JOSEPHA: Eu acho muito importante que o idoso passe suas experiências, suas memórias, sua sabedoria, sabedoria aprendida com os anos, porque a gente aprende com os anos, os anos vão passando e você vai percebendo melhor as coisas da vida. Então, se você consegue passar para um neto ou um sobrinho... Eu tinha um sobrinho no Rio de Janeiro que gostava que a gente contasse as histórias antigas para ele, ele ficava encantado, maravilhado de saber como foi, gostava de saber como era o avô dele, quem era o meu pai, como era minha mãe. Não houve uma relação de avô do meu pai, porque ele morreu cedo, houve uma relação de avó da minha mãe e a minha mãe foi uma avó muito querida por todos os netos, sempre tiveram uma afeição muito profunda por ela, foi muito legal. Eu até me surpreendi com a minha filha. Quando minha mãe morreu, minha filha tinha 16. Eu me surpreendi quando cheguei em casa e contei para ela, assim de forma natural: “A gente está indo para o Rio, porque a sua avó morreu”. Ela desabou, eu nunca imaginei que ela tivesse uma afeição tão grande. Elas tinham uma relação boa, passava férias às vezes, eu não podia às vezes parar o trabalho e nas férias minha f ilha ia com ela para o Rio, as duas ficavam lá passeando, aquela coisa. A afeição que ela teve por ela foi muito grande, eu fiquei surpreendida e contente, apesar de ser a hora da morte dela, mas por entender que tinha havido uma relação tão boa. E não é difícil, eu não acho difícil que haja uma relação boa do idoso com a criança. Quem está no meio dessa relação é que faz isso ser bom ou ruim, o intermediário. O intermediário no caso é o pai e a mãe que estão entre os avós e os netos, são eles que provocam às vezes determinadas conflitos, porque existem filhos que criticam os pais, começam a reclamar de certas coisas porque os pais já são idosos. Às vezes até sem querer passa a idéia de que está incomodado com a presença do pai ou da mãe, do sogro ou da sogra dentro de casa. Não diz abertamente que está incomodado com aquilo, mas começa a reclamar de uma coisa, reclamar de outra, isso passa para o neto.
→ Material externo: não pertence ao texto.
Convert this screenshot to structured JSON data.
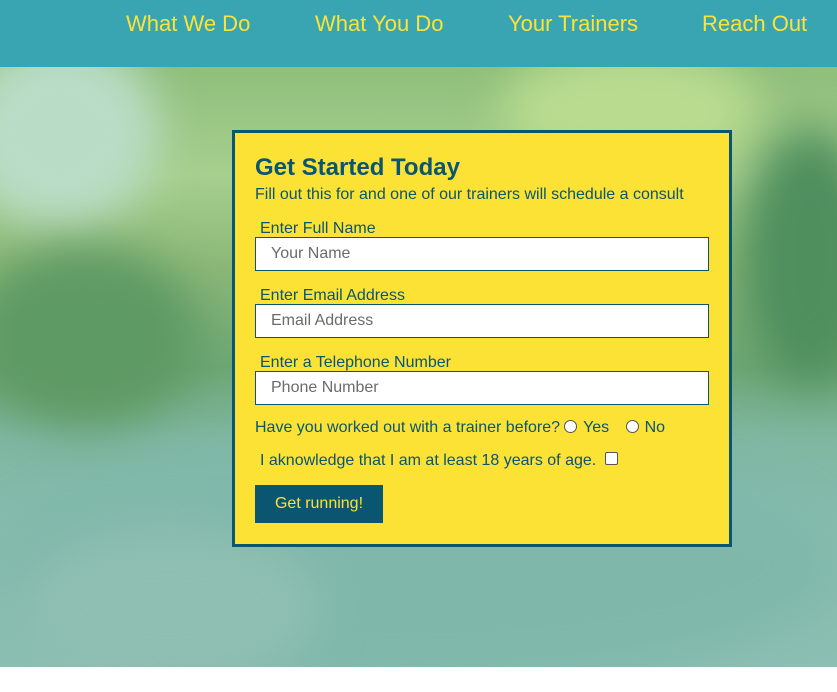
{
  "nav": {
    "items": [
      {
        "label": "What We Do"
      },
      {
        "label": "What You Do"
      },
      {
        "label": "Your Trainers"
      },
      {
        "label": "Reach Out"
      }
    ]
  },
  "form": {
    "title": "Get Started Today",
    "subtitle": "Fill out this for and one of our trainers will schedule a consult",
    "fields": [
      {
        "label": "Enter Full Name",
        "placeholder": "Your Name",
        "value": ""
      },
      {
        "label": "Enter Email Address",
        "placeholder": "Email Address",
        "value": ""
      },
      {
        "label": "Enter a Telephone Number",
        "placeholder": "Phone Number",
        "value": ""
      }
    ],
    "trainer_question": "Have you worked out with a trainer before?",
    "options": [
      {
        "label": "Yes",
        "checked": false
      },
      {
        "label": "No",
        "checked": false
      }
    ],
    "age_acknowledgement": "I aknowledge that I am at least 18 years of age.",
    "age_checked": false,
    "submit_label": "Get running!"
  },
  "colors": {
    "nav_bg": "#3aa5b2",
    "accent_yellow": "#fce235",
    "brand_navy": "#0a5570"
  }
}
REVISTA: Voltando à sua história profissional, o que houve após sua experiência na Copacabana?

JOSEPHA: Eu me aposentei em 1979. Completei os 30 anos e me aposentei sem parar um dia de trabalhar. O departamento de pessoal da firma cuidou da minha aposentadoria e eu segui normal, do mesmo jeito, no mesmo ponto onde eu estava. A única coisa que eu fiquei sabendo a partir dali, quando comecei a receber, foi que recebia muito menos do que eu ganhava na firma. Isso eu descobri naquela ocasião, não sabia que era assim, não tinha noção de que era dessa forma, descobri a diferença enorme. Mas continuei no meu trabalho, envolvida no meu trabalho e na criação da minha filha, sem pensar em Previdência e no porque daquilo, fui seguindo. Eu estava imaginando parar quando a minha filha se formasse, esse era o meu objetivo. Mas quando estava faltando uns dois anos a direção da firma mudou e nós entramos em conflito, não por minha causa, o conflito foi porque eu não aceitava o tratamento que estava sendo dado aos outros, aquilo foi mudando e eu bati de frente com eles. Eu era dirigente sindical. Sabe o que eles fizeram comigo? Com 35 anos de trabalho, eu tinha a companhia toda na cabeça e eles me encostaram numa mesa, mandaram alguém que não sabia nada pegar o meu lugar. Aos 25 anos eu ganhei medalha de ouro, aos 30 anos ganhei uma placa, aos 35 tivemos esse entrevero. E o que eu ganhei? Me encostaram como algo inútil. O que eu pude fazer?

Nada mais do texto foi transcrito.